17. The fire detection method of claim 13, wherein, in the determining of the occurrence of the fire and the type of the fire, by using an artificial intelligence mode, the processor pre-learns a gas detection pattern of gas, which various types of gases having various intensities are mixed, generated when the fire occurs, and
even when there is a difference in sensing sensitivity between respective gas sensors included in the multimodal gas sensor array, gas detection patterns detected by the respective gas sensors have a similar form within an error range.
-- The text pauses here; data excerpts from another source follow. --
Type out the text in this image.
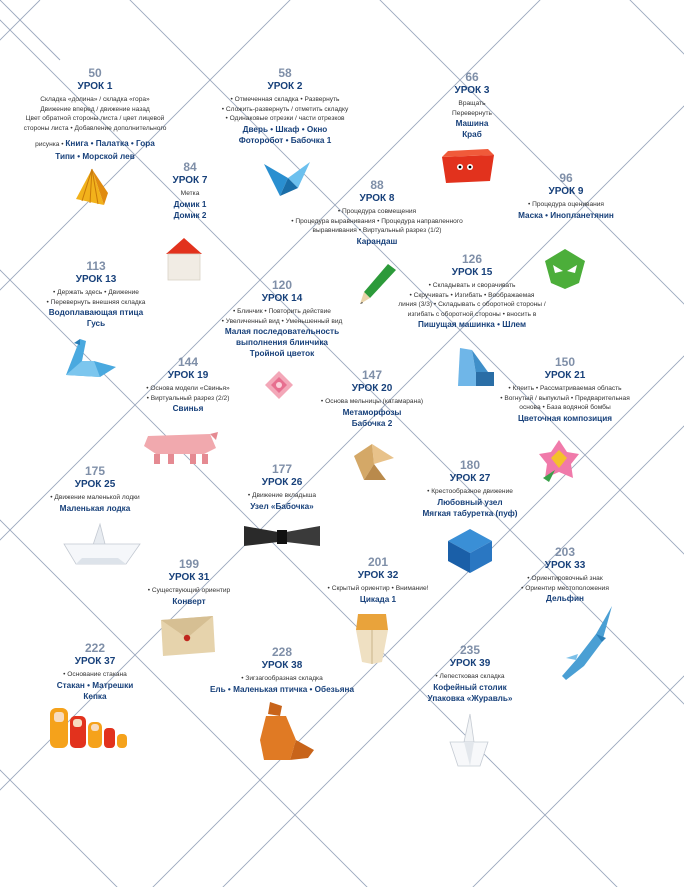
50
УРОК 1
Складка «долина» / складка «гора»
Движение вперед / движение назад
Цвет обратной стороны листа / цвет лицевой
стороны листа • Добавление дополнительного
рисунка • Книга • Палатка • Гора
Типи • Морской лев
58
УРОК 2
• Отмеченная складка • Развернуть
• Сложить-развернуть / отметить складку
• Одинаковые отрезки / части отрезков
Дверь • Шкаф • Окно
Фоторобот • Бабочка 1
66
УРОК 3
Вращать
Перевернуть
Машина
Краб
84
УРОК 7
Метка
Домик 1
Домик 2
88
УРОК 8
• Процедура совмещения
• Процедура выравнивания • Процедура направленного
выравнивания • Виртуальный разрез (1/2)
Карандаш
96
УРОК 9
• Процедура оценивания
Маска • Инопланетянин
113
УРОК 13
• Держать здесь • Движение
• Перевернуть внешняя складка
Водоплавающая птица
Гусь
120
УРОК 14
• Блинчик • Повторить действие
• Увеличенный вид • Уменьшенный вид
Малая последовательность
выполнения блинчика
Тройной цветок
126
УРОК 15
• Складывать и сворачивать
• Скручивать • Изгибать • Воображаемая
линия (3/3) • Складывать с оборотной стороны /
изгибать с оборотной стороны • вносить в
Пишущая машинка • Шлем
144
УРОК 19
• Основа модели «Свинья»
• Виртуальный разрез (2/2)
Свинья
147
УРОК 20
• Основа мельницы (катамарана)
Метаморфозы
Бабочка 2
150
УРОК 21
• Клеить • Рассматриваемая область
• Вогнутый / выпуклый • Предварительная
основа • База водяной бомбы
Цветочная композиция
175
УРОК 25
• Движение маленькой лодки
Маленькая лодка
177
УРОК 26
• Движение вкладыша
Узел «Бабочка»
180
УРОК 27
• Крестообразное движение
Любовный узел
Мягкая табуретка (пуф)
199
УРОК 31
• Существующий ориентир
Конверт
201
УРОК 32
• Скрытый ориентир • Внимание!
Цикада 1
203
УРОК 33
• Ориентировочный знак
• Ориентир местоположения
Дельфин
222
УРОК 37
• Основание стакана
Стакан • Матрешки
Кепка
228
УРОК 38
• Зигзагообразная складка
Ель • Маленькая птичка • Обезьяна
235
УРОК 39
• Лепестковая складка
Кофейный столик
Упаковка «Журавль»
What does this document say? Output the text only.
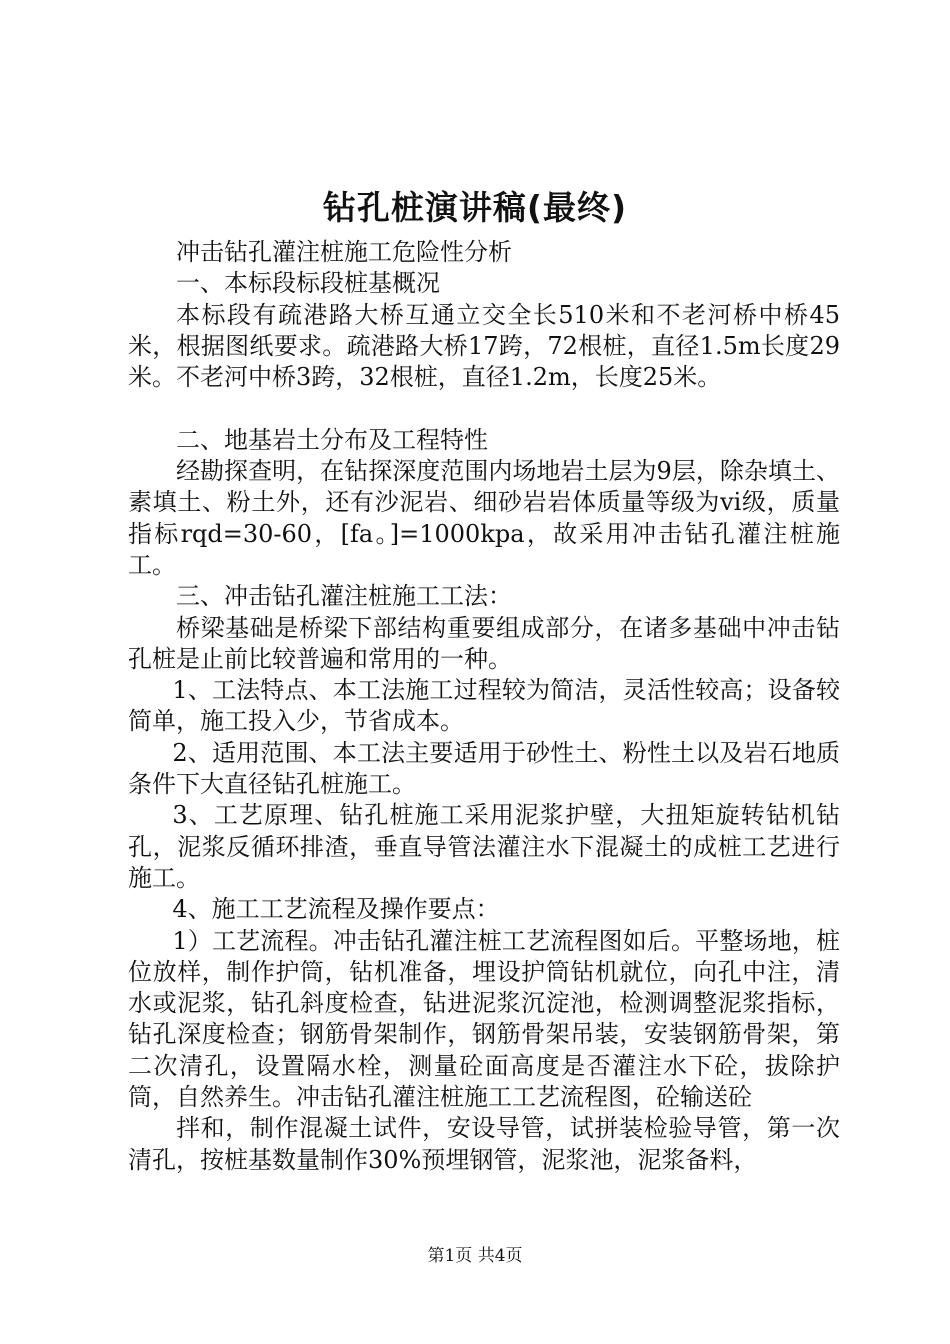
钻孔桩演讲稿(最终)

冲击钻孔灌注桩施工危险性分析

一、本标段标段桩基概况

本标段有疏港路大桥互通立交全长510米和不老河桥中桥45米，根据图纸要求。疏港路大桥17跨，72根桩，直径1.5m长度29米。不老河中桥3跨，32根桩，直径1.2m，长度25米。

二、地基岩土分布及工程特性

经勘探查明，在钻探深度范围内场地岩土层为9层，除杂填土、素填土、粉土外，还有沙泥岩、细砂岩岩体质量等级为vi级，质量指标rqd=30-60，[fa。]=1000kpa，故采用冲击钻孔灌注桩施工。

三、冲击钻孔灌注桩施工工法：

桥梁基础是桥梁下部结构重要组成部分，在诸多基础中冲击钻孔桩是止前比较普遍和常用的一种。

1、工法特点、本工法施工过程较为简洁，灵活性较高；设备较简单，施工投入少，节省成本。

2、适用范围、本工法主要适用于砂性土、粉性土以及岩石地质条件下大直径钻孔桩施工。

3、工艺原理、钻孔桩施工采用泥浆护壁，大扭矩旋转钻机钻孔，泥浆反循环排渣，垂直导管法灌注水下混凝土的成桩工艺进行施工。

4、施工工艺流程及操作要点：

1）工艺流程。冲击钻孔灌注桩工艺流程图如后。平整场地，桩位放样，制作护筒，钻机准备，埋设护筒钻机就位，向孔中注，清水或泥浆，钻孔斜度检查，钻进泥浆沉淀池，检测调整泥浆指标，钻孔深度检查；钢筋骨架制作，钢筋骨架吊装，安装钢筋骨架，第二次清孔，设置隔水栓，测量砼面高度是否灌注水下砼，拔除护筒，自然养生。冲击钻孔灌注桩施工工艺流程图，砼输送砼

拌和，制作混凝土试件，安设导管，试拼装检验导管，第一次清孔，按桩基数量制作30%预埋钢管，泥浆池，泥浆备料，

第1页 共4页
18. The fire detection method of claim 13, further comprising, after the determining of the occurrence of the fire and the type of the fire, outputting, by a fire prevention signal output module, a fire prevention signal to at least one fire prevention device for fire response, which is designated in advance, when the processor determines that the fire has occurred.
19. The fire detection method of claim 18, wherein, in the outputting of the fire prevention signal to the at least one fire prevention device, the fire protection device includes an alarm device, an air purification device, and a fire extinguishing device configured to spray a fire extinguishing liquid or fire extinguishing powder corresponding to an object in which the fire has occurred, or the type of the fire.
20. The fire detection method of claim 13, wherein, in the determining of the occurrence of the fire and the type of the fire, the processor analyzes a gas detection signal pattern detected through the multimodal gas sensor array based on pre-performed learning to determine the occurrence of the fire and the type of the fire, operates an alarm device and an air purification device through a fire protection signal output module when the occurrence of the fire and the type of the fire are determined, and also performs fire protection by automatically providing a notification corresponding to the type of the fire to a fire extinguishing device and automatically driving the fire extinguishing device.